If you are purchasing an Ultrabook from abroad (because of its lower price), pay special attention to its warranty terms and conditions. Please check if the product supports international warranty, otherwise you may actually end up in a situation you wouldn’t want to be in.
Does it make sense to buy one right now?
For the time being, Ultrabooks are selling at a premium, as we mentioned above. Since they are so few in number, manufacturers are trying to extract higher profit margins by selling them at the price of a high-end mainstream laptop -- between Rs. 50,000 to Rs. 1,00,000. In fact, Acer’s Aspire S3 and Samsung’s Ultrabook remain two of the most inexpensive Ultrabooks in the market. But if past trends are any indication, as more manufacturers flood the market with plenty of Ultrabook offerings, and as volumes of their sales pick up, automatically their costs will go down. It’s bound to happen in a few more months.
Don’t forget Intel wants to offer consumers a low-priced ultraportable laptop which doesn’t compromise on performance, and it has promised that 70% of all laptops launched this year will be Ultrabooks. If you wait a little longer, not only will existing prices fall, but as more manufacturers launch their latest Ultrabook offerings, you’ll able to buy an Ultrabook based on Intel’s new Ivy Bridge platform at an affordable price.

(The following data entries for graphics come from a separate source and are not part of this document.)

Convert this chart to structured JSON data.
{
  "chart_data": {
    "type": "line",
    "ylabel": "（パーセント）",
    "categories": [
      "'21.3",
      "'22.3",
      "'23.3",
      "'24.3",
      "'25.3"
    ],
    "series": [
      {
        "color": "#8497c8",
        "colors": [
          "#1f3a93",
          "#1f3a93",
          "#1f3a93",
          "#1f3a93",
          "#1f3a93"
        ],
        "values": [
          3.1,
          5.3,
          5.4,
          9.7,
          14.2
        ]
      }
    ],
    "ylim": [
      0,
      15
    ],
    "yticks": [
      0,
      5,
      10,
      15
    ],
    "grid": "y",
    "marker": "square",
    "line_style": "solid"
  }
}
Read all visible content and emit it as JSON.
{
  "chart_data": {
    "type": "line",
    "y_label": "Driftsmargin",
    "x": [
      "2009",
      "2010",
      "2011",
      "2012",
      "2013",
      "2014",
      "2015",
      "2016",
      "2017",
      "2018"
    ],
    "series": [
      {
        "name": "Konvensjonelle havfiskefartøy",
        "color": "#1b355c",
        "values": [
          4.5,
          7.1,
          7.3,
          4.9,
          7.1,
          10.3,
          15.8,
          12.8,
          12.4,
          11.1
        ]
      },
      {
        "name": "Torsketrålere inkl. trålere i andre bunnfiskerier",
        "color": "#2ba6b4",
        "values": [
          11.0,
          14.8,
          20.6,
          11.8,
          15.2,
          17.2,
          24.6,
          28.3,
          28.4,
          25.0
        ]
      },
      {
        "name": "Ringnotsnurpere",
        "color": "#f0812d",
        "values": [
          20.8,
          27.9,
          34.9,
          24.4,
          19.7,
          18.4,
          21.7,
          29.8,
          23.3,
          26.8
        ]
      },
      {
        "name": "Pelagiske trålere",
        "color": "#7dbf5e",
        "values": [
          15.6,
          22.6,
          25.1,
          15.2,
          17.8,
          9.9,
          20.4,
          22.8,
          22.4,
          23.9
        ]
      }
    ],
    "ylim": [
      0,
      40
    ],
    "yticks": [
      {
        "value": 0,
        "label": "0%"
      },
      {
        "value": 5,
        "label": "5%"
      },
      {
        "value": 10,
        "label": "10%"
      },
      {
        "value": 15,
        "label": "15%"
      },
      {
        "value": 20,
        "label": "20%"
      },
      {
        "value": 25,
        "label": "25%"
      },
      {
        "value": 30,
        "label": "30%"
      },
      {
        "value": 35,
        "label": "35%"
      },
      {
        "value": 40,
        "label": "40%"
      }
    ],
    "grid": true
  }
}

If you’re travelling to the US or if someone you know is visiting India from the States, you can save a lot of money if you order an Ultrabook from America. There’s a great chance of finding Ultrabook models not yet launched in India, and you can save anywhere between Rs. 4,000 to Rs. 10,000 (on an average) on Ultrabooks bought in America compared to their MRP in India. The best saving we saw was on a Dell XPS 13 9255LV Ultrabook model sold on Dell India’s website and BestBuy.com (an American retailer) -- a saving of Rs. 25,000. Of course, read the warranty documents of such offers closely before purchasing.